Каждый человек, который хотя бы раз спорил с оппонентом с противоположными взглядами, может подтвердить: донести свою мысль, даже если она кажется простой, может быть совсем не просто. Ситуация ухудшается, когда люди идут на заведомо враждебные площадки, чтобы рассказать о том, что им важно, — о критике власти, феминизме, экологии, правах ЛГБТК-людей или каких-то других важных общественных вопросах.

О том, стоит ли в принципе соглашаться на подобные дебаты, есть ли от этого польза или только испорченное настроение, можно ли «договориться» с консервативными оппонентами, мы поговорили с женщинами, которые хотя бы раз выступали на чужих площадках.

Антон Данилов

Алиса Таёжная

кинокритик

Я работаю как фрилансер почти десять лет, и вопрос договорённостей с разными площадками, коллективами и работодателями — мой постоянный и один из самых важных. Где я хочу делать событие? Кому помогать? Перед кем выступать? Для кого писать? Кто оплачивает всё веселье? Кто мои гости?

Я делала два больших волонтёрских проекта пять и восемь лет — проект свопов и группу поддержки — и сохранила их бесплатными для всех участников и всегда. Было круто провести большой городской бесплатный своп в «Гараже» или на «Стрелке», где аудитория не то чтобы 24/7 озабочена левыми ценностями и экологией: через дискуссию вокруг и пиар мы донесли, я думаю, очень многим, как можно расставаться с вещами бесплатно и с ощущением радости, почему это лучше, чем нести вещи на помойку. Вот пример, когда незнакомой аудитории можно показать новый тип поведения. Теперь, восемь лет после основания движения, своп — полноценная городская культура.

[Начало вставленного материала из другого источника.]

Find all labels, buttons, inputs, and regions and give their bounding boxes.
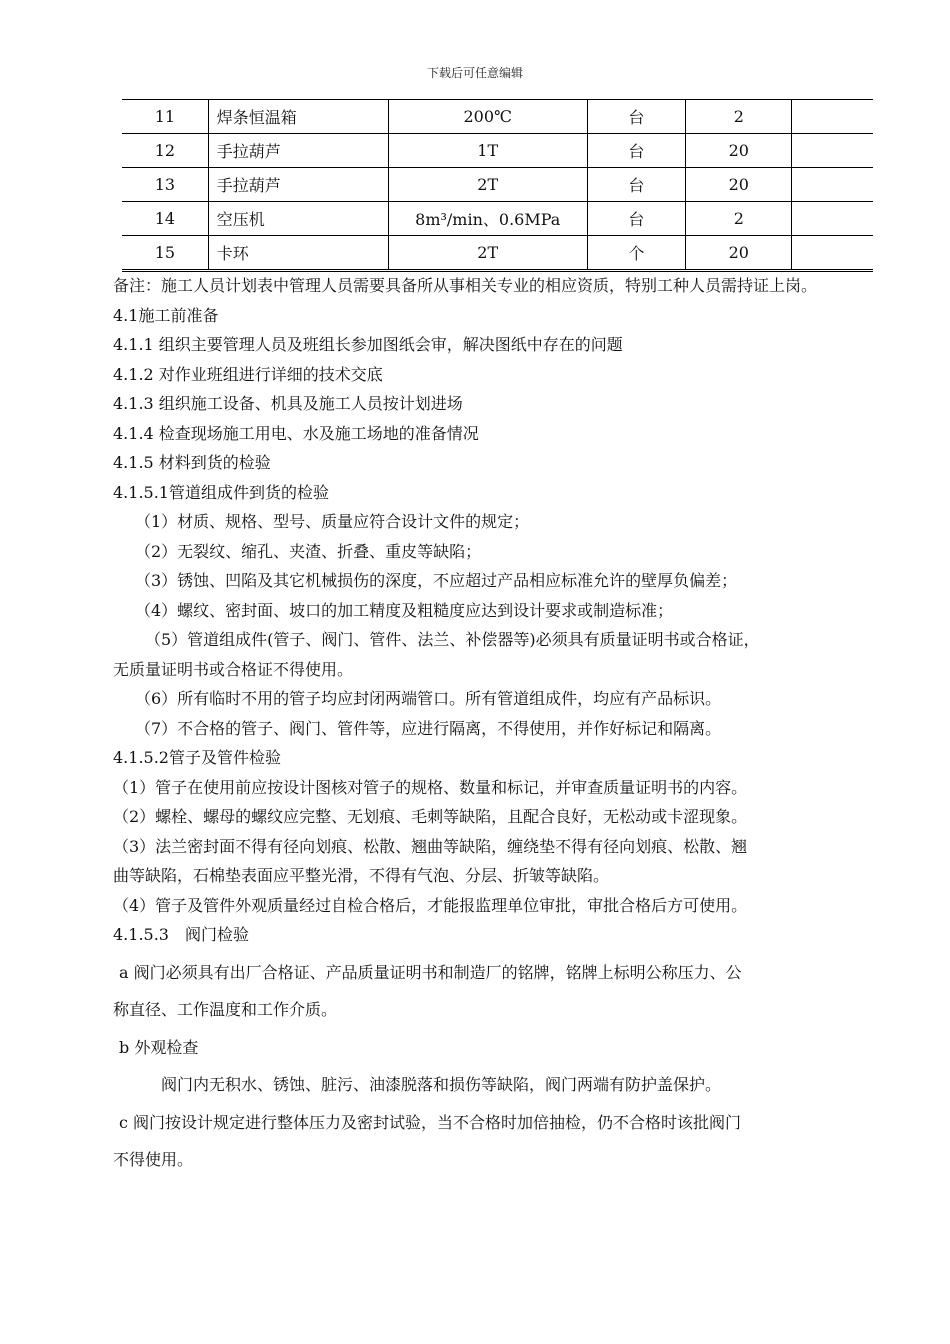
cell-spec: 200℃ [388,100,587,134]
list-item-continuation: 无质量证明书或合格证不得使用。 [113,659,354,679]
valve-item-a: a 阀门必须具有出厂合格证、产品质量证明书和制造厂的铭牌，铭牌上标明公称压力、公 [119,962,742,982]
cell-qty: 20 [686,134,792,168]
subsection-line: 4.1.3 组织施工设备、机具及施工人员按计划进场 [113,394,463,413]
subsection-line: 4.1.4 检查现场施工用电、水及施工场地的准备情况 [113,423,479,443]
list-item: （4）螺纹、密封面、坡口的加工精度及粗糙度应达到设计要求或制造标准； [135,600,674,620]
cell-spec: 1T [388,134,587,168]
cell-spec: 2T [388,168,587,202]
subsection-heading: 4.1.5.2管子及管件检验 [113,748,281,767]
subsection-line: 4.1.1 组织主要管理人员及班组长参加图纸会审，解决图纸中存在的问题 [113,335,623,354]
cell-remark [792,134,873,168]
section-heading: 4.1施工前准备 [113,305,219,325]
document-body [113,271,883,1175]
valve-item-b-text: 阀门内无积水、锈蚀、脏污、油漆脱落和损伤等缺陷，阀门两端有防护盖保护。 [161,1075,722,1094]
cell-name: 手拉葫芦 [208,134,388,168]
cell-unit: 台 [587,168,685,202]
list-item: （4）管子及管件外观质量经过自检合格后，才能报监理单位审批，审批合格后方可使用。 [113,895,748,915]
cell-remark [792,202,873,236]
list-item: （6）所有临时不用的管子均应封闭两端管口。所有管道组成件，均应有产品标识。 [135,689,722,708]
cell-remark [792,236,873,271]
table-row [122,202,873,236]
table-note: 备注：施工人员计划表中管理人员需要具备所从事相关专业的相应资质，特别工种人员需持证上岗。 [113,276,818,295]
cell-name: 焊条恒温箱 [208,100,388,134]
list-item-continuation: 曲等缺陷，石棉垫表面应平整光滑，不得有气泡、分层、折皱等缺陷。 [113,866,610,885]
cell-name: 手拉葫芦 [208,168,388,202]
valve-item-b: b 外观检查 [119,1037,199,1057]
table-row [122,236,873,271]
list-item: （7）不合格的管子、阀门、管件等，应进行隔离，不得使用，并作好标记和隔离。 [135,718,722,738]
list-item: （1）材质、规格、型号、质量应符合设计文件的规定； [135,512,530,531]
cell-no: 14 [122,202,208,236]
cell-remark [792,168,873,202]
cell-no: 12 [122,134,208,168]
list-item: （3）锈蚀、凹陷及其它机械损伤的深度，不应超过产品相应标准允许的壁厚负偏差； [135,571,738,590]
subsection-heading: 4.1.5.1管道组成件到货的检验 [113,482,329,502]
table-row [122,168,873,202]
valve-item-c: c 阀门按设计规定进行整体压力及密封试验，当不合格时加倍抽检，仍不合格时该批阀门 [119,1112,742,1132]
list-item: （1）管子在使用前应按设计图核对管子的规格、数量和标记，并审查质量证明书的内容。 [113,777,748,797]
table-row [122,100,873,134]
cell-qty: 20 [686,168,792,202]
cell-spec: 2T [388,236,587,271]
list-item: （2）螺栓、螺母的螺纹应完整、无划痕、毛刺等缺陷，且配合良好，无松动或卡涩现象。 [113,807,748,826]
valve-item-a-continuation: 称直径、工作温度和工作介质。 [113,1000,338,1019]
cell-unit: 台 [587,202,685,236]
cell-spec: 8m³/min、0.6MPa [388,202,587,236]
cell-name: 卡环 [208,236,388,271]
cell-no: 11 [122,100,208,134]
table-row [122,134,873,168]
cell-unit: 台 [587,100,685,134]
cell-no: 15 [122,236,208,271]
cell-qty: 2 [686,202,792,236]
cell-no: 13 [122,168,208,202]
cell-unit: 个 [587,236,685,271]
cell-name: 空压机 [208,202,388,236]
subsection-line: 4.1.2 对作业班组进行详细的技术交底 [113,364,383,384]
valve-item-c-continuation: 不得使用。 [113,1150,194,1169]
list-item: （3）法兰密封面不得有径向划痕、松散、翘曲等缺陷，缠绕垫不得有径向划痕、松散、翘 [113,836,748,856]
list-item: （2）无裂纹、缩孔、夹渣、折叠、重皮等缺陷； [135,541,482,561]
subsection-line: 4.1.5 材料到货的检验 [113,453,271,472]
cell-qty: 20 [686,236,792,271]
subsection-heading: 4.1.5.3 阀门检验 [113,925,249,944]
cell-remark [792,100,873,134]
list-item: （5）管道组成件(管子、阀门、管件、法兰、补偿器等)必须具有质量证明书或合格证， [145,630,760,649]
equipment-table [122,99,873,272]
page-header: 下载后可任意编辑 [426,66,523,80]
cell-unit: 台 [587,134,685,168]
cell-qty: 2 [686,100,792,134]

Что касается СМИ, лично я не заступаю на территорию людоедских медиа, чтобы через монтаж и SMM меня не обработали и не сверстали как удобную «феминистку», «кинокритика» или ещё какую карманную несогласную. От темпа центральных телеканалов и их миньонов мне искренне не по себе: это цирк с конями. В сомнительных медиа я, кажется, не публиковалась, но после скандала годичной давности с домогательствами в российских оппозиционных СМИ все немного вспомнили, что светлое знамя не означает, что его несут безупречные люди.

Я старалась и стараюсь не иметь деловых и близких отношений — простите за это старомодное слово — с непорядочными людьми, от которых страдают другие. Если вы занимаетесь образованием или читаете лекции, как я, то так или иначе постоянно сотрудничаете с государственными институциями. И тут я полагаюсь на свой вкус, приглашающих меня кураторов, выставочную программу, ценности работников и наше идейное сходство. Я делала лекции в Манеже и ММСИ, ГМИИ и ЦДП, в выставочных залах Москвы и на государственных театральных площадках — и их плюс в том, что они как раз обращены не только к процентной московской аудитории модных ровесников-знакомых, а к очень широкому кругу людей. Именно там я чаще всего вижу новых гостей, которые пришли на событие, потому что им понравилась тема, а площадка не выставила с ними барьера продвинутости и подаёт себя местом «для всех».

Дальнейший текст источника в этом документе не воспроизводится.